Turkey’s state television regulator shut down one channel that offered continuous live coverage of the protests. Hayat TV went off air “for broadcasting from abroad without a licence”, the Radio and Television Supreme Council said.

On Tuesday, the regulator fined Hayat TV and three stations that ran extensive coverage of the protests for “encouraging people to violence”.

On Friday night, the BBC suspended its partnership with NTV after the private channel refused to air the Turkish version of the World Agenda programme.

However, the government was forced to back down on plans to redevelop Gezi park in Istanbul, which sparked the protests last month. Police were criticised for the heavy-handedness of their response to the initial protests.

Recep Tayyip Erdogan, the prime minister, agreed to abide by a court decision on his plan to uproot Gezi Park. He said he would hold a referendum if the court rules in favour of it.

“If judiciary in the end allows the project we’ll still apply the public vote,” he said. “It won’t be a military barracks but a city museum – 80% of trees will be within the city museum, the rest will be planted around the complex.”

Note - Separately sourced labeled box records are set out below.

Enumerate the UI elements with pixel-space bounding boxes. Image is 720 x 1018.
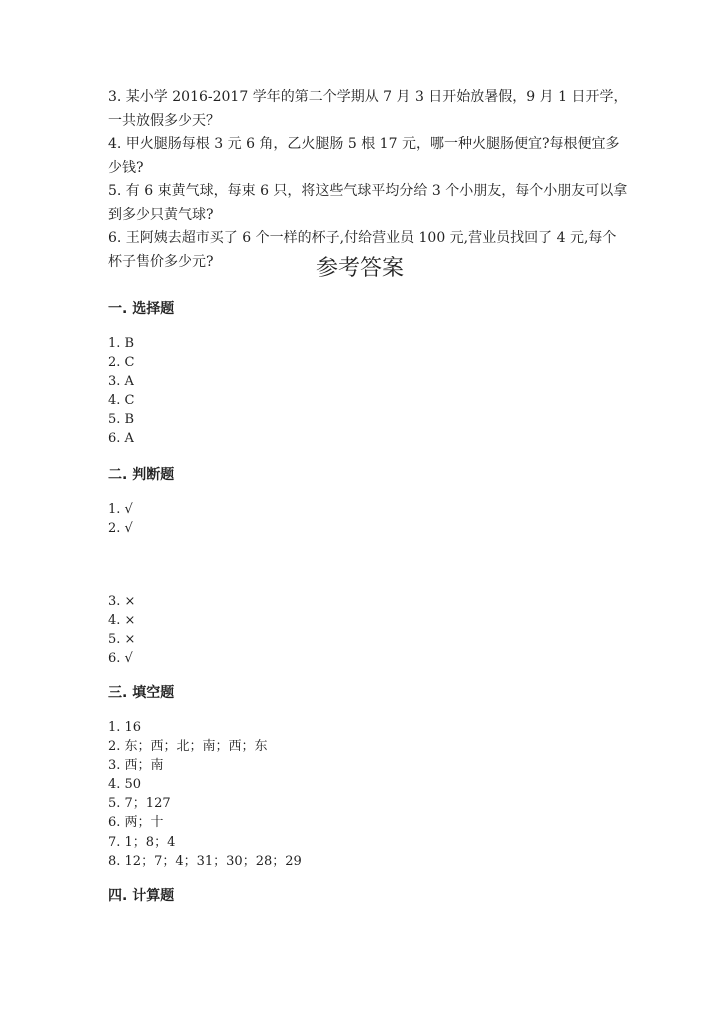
answer-item: 4. ×: [108, 613, 136, 629]
problem-6: 6. 王阿姨去超市买了 6 个一样的杯子,付给营业员 100 元,营业员找回了 4 元,每个杯子售价多少元?: [108, 230, 617, 270]
answer-item: 3. A: [108, 374, 134, 390]
answer-item: 1. B: [108, 336, 135, 351]
choice-answers: [108, 334, 134, 449]
answer-title: 参考答案: [315, 256, 404, 281]
answer-item: 6. √: [108, 651, 133, 667]
fill-answers: [108, 718, 302, 871]
answer-item: 5. ×: [108, 632, 136, 648]
answer-item: 5. B: [108, 412, 135, 428]
judge-answers-a: [108, 500, 133, 538]
judge-answers-b: [108, 592, 135, 668]
answer-item: 8. 12；7；4；31；30；28；29: [108, 853, 302, 869]
answer-item: 1. √: [108, 502, 133, 517]
problem-list: [108, 86, 628, 274]
answer-item: 1. 16: [108, 720, 142, 735]
answer-item: 6. A: [108, 431, 134, 447]
section-heading-calc: 四. 计算题: [108, 888, 175, 904]
answer-item: 6. 两；十: [108, 815, 164, 831]
answer-item: 3. 西；南: [108, 758, 164, 774]
section-heading-judge: 二. 判断题: [108, 467, 175, 483]
answer-item: 7. 1；8；4: [108, 834, 176, 850]
answer-item: 3. ×: [108, 594, 136, 609]
problem-4: 4. 甲火腿肠每根 3 元 6 角，乙火腿肠 5 根 17 元，哪一种火腿肠便宜?每根便宜多少钱?: [108, 136, 620, 176]
problem-5: 5. 有 6 束黄气球，每束 6 只，将这些气球平均分给 3 个小朋友，每个小朋友可以拿到多少只黄气球?: [108, 183, 628, 223]
problem-3: 3. 某小学 2016-2017 学年的第二个学期从 7 月 3 日开始放暑假，9 月 1 日开学，一共放假多少天？: [108, 89, 628, 129]
answer-item: 2. √: [108, 521, 133, 537]
answer-item: 5. 7；127: [108, 796, 171, 812]
section-heading-choice: 一. 选择题: [108, 301, 175, 317]
answer-item: 2. C: [108, 355, 135, 371]
answer-item: 4. C: [108, 393, 135, 409]
answer-item: 2. 东；西；北；南；西；东: [108, 739, 268, 755]
section-heading-fill: 三. 填空题: [108, 685, 175, 701]
answer-item: 4. 50: [108, 777, 142, 793]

Taksim Solidarity, one group representing the protesters, hailed the move as “positive”.

The government also turned its sights on Twitter, demanding the company set up a local division as “they receive advertising revenue without paying a penny in tax”.

Police have arrested a number of people who are accused of stirring up protests by posting messages on the site, including information on the position of police lines.